# DIY HT Sub for Electronics Showroom Area



## BaSiCEvil (Mar 14, 2007)

As strange of a request as this may seem, I am trying to put together a nice HT system, for my electronics showroom area. I am not thinking to DIY all the speakers, just the sub.

In the TV area, I am planning on displaying 6 various sized LCD's and Plasma's on one wall and thought that it would be good if the wall as a feature wall could bring some impact to the video presented.

So, looking for some ideas for a DIY Sub build. Size isn't a huge factor, but I would like the box size to be under 30 D x 24W x 24W if possible. I would even go with a pair if anyone thinks that would work.

Budget is $1000.00

Hit me up with some ideas.


----------



## 60ndown (Feb 8, 2007)

look for the 

wo32,

here,

www.decware.com

subwoofers dont get any better.

"Dual Folded Horn using two ten inch subs. This is a high performance solution to the slow, colored, boomy bass found in so many store bought subwoofers. THE audiophile subwoofer."


----------



## thylantyr (Jan 21, 2008)

*Subwoofer Tests*

http://www.hometheatershack.com/forums/subwoofer-tests/

*Performance Summary*
http://www.hometheatershack.com/for...010-standard-compilation-new-information.html

Commercial and DIY subs tested.

Check it out, figure out what SPL levels you want and narrow the choice
down, then come back.


----------



## SQHEAD (Mar 15, 2005)

thylantyr said:


> *Subwoofer Tests*
> 
> http://www.hometheatershack.com/forums/subwoofer-tests/
> 
> ...


Very good info....thanks for sharing those links

Dave Crigna


----------



## BaSiCEvil (Mar 14, 2007)

Thanks for the resources links.

I looked through all that and then also read a little on hometheatershack.com

Tried to model a Soundsplinter RP-P15 and the Tempest, but I think that I may be doing something wrong as I can't seem to get the model to get down low now matter what parameters I change.

Can anyone help me out?


----------



## Robert_J (Nov 9, 2006)

The Soundsplinter is a low end monster. Build a large box and tune it low. Soundsplinter has a section at Home Theater Shack. You will find dozens on examples there.

-Robert


----------



## BaSiCEvil (Mar 14, 2007)

I think that I have made a decision on the sub and wanted to see what you guys thought.

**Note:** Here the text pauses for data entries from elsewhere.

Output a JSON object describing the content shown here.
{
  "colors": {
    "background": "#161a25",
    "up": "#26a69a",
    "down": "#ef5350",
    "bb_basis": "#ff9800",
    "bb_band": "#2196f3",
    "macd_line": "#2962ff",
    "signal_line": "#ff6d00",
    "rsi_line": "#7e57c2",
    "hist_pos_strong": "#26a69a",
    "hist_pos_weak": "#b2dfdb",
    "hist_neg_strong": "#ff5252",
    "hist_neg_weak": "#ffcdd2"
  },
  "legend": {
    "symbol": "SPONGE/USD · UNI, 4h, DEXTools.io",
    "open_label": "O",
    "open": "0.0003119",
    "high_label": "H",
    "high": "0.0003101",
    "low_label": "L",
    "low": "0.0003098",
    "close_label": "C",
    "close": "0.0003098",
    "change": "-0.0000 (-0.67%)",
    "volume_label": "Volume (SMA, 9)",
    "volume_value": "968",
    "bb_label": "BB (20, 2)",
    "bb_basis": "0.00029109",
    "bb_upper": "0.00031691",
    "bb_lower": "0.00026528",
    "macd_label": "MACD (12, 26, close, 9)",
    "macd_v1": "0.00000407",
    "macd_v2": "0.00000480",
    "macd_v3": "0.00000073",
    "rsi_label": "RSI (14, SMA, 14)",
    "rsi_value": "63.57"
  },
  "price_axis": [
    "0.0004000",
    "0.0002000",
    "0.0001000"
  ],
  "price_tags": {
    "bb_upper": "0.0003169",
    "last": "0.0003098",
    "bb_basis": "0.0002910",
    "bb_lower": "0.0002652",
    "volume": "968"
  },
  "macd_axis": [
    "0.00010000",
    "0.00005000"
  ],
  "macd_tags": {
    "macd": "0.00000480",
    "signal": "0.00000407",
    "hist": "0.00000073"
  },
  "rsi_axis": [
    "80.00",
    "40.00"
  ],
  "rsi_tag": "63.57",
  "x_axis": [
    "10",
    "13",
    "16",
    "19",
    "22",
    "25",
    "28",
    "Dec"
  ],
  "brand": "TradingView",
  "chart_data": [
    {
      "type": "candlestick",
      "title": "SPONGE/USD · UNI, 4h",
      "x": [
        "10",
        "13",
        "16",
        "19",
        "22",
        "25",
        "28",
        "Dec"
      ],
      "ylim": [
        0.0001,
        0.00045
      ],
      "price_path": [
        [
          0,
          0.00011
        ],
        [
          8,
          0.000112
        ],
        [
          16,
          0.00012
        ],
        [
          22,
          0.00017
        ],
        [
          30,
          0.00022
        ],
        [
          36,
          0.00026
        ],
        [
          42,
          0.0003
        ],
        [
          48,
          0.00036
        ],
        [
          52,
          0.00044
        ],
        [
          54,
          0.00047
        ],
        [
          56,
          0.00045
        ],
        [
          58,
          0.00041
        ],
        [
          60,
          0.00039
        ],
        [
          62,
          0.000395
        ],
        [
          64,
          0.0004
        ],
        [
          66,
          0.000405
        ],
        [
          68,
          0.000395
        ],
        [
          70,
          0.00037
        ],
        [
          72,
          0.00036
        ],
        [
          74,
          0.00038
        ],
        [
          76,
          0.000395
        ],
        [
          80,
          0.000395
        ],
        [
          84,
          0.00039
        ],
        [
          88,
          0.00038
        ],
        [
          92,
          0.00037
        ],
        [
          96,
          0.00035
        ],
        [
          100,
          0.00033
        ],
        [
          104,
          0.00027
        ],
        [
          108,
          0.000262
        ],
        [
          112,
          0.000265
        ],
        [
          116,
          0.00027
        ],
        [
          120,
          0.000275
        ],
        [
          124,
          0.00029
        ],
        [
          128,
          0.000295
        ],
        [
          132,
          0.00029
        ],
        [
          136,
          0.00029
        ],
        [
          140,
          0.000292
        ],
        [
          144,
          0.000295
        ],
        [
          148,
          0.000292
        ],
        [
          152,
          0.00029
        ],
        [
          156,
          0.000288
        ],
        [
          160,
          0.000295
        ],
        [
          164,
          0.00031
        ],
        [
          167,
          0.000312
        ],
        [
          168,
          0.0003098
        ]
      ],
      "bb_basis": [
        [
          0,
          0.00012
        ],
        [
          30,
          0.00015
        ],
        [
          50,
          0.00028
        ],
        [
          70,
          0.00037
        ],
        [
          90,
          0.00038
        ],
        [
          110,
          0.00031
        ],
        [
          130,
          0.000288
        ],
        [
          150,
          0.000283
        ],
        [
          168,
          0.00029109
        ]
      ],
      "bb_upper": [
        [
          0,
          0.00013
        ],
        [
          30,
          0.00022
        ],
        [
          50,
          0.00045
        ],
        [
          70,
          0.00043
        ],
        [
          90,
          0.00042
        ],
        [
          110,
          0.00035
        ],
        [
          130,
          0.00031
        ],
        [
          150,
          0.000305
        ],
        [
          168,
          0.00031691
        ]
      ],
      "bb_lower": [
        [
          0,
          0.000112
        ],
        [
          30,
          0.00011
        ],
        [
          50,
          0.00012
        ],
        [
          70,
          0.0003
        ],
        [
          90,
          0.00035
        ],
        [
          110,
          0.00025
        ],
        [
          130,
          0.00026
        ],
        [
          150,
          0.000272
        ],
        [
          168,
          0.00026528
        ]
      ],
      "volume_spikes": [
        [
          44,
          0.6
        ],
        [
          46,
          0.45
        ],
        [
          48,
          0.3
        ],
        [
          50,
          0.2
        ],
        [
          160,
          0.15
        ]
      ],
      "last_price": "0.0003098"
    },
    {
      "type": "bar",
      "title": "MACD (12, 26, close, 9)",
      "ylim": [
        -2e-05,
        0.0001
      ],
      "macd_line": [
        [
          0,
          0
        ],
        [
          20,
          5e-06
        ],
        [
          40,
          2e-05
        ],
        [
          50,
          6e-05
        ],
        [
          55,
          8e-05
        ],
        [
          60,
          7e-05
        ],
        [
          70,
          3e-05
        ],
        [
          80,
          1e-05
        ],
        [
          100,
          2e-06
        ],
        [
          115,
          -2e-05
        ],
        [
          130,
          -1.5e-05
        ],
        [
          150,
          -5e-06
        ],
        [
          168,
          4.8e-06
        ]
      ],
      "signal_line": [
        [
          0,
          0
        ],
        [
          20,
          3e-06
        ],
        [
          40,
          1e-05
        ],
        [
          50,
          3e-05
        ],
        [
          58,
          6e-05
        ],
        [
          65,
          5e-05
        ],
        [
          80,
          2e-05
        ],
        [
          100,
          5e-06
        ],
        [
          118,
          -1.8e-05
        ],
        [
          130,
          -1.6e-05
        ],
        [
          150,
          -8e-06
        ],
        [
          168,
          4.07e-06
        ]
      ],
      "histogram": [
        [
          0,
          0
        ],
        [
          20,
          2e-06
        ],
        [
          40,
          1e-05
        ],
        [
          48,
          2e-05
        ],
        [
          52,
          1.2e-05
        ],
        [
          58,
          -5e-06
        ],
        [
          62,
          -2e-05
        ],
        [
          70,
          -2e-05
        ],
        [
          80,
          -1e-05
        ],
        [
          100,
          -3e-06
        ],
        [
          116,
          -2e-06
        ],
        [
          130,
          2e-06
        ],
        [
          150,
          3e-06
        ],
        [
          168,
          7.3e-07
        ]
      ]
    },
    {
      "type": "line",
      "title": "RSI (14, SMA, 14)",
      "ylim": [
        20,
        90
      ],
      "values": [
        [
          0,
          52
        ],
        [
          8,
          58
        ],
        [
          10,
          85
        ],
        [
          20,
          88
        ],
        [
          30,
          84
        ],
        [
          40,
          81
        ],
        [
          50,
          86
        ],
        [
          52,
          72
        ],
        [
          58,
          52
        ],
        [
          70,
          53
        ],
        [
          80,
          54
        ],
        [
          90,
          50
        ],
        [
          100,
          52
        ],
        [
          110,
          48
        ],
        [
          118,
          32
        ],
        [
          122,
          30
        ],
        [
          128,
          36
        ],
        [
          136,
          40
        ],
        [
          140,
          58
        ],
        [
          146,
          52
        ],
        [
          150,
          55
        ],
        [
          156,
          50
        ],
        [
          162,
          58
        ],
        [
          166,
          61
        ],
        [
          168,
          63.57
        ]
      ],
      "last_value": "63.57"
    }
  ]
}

But first, here's a picture of the area that will undergo some changes in the next few weeks...



















For speakers, I decided to go with the JBL Studio L Series. Going to be putting a full 7.1 system together.

For sub duties, I am thinking about 2 CSS SD12's each in the 4 cubic ported enclosure.

There will be a half wall added to the area to keep it somewhat private during HT Demos with clients. I will also be adding a couch to the area.


----------



## Oliver (Jun 25, 2007)

http://www.acoustic-visions.com/~acoustic/products/subwoofer_drivers/CSS_SD12/

Looks like a wise choice


----------



## niceguy (Mar 12, 2006)

IIRC, the Shiva X is only $10 more w/a decent amount more excursion, not that xmax is everything..

BTW, I really like my L880s....


----------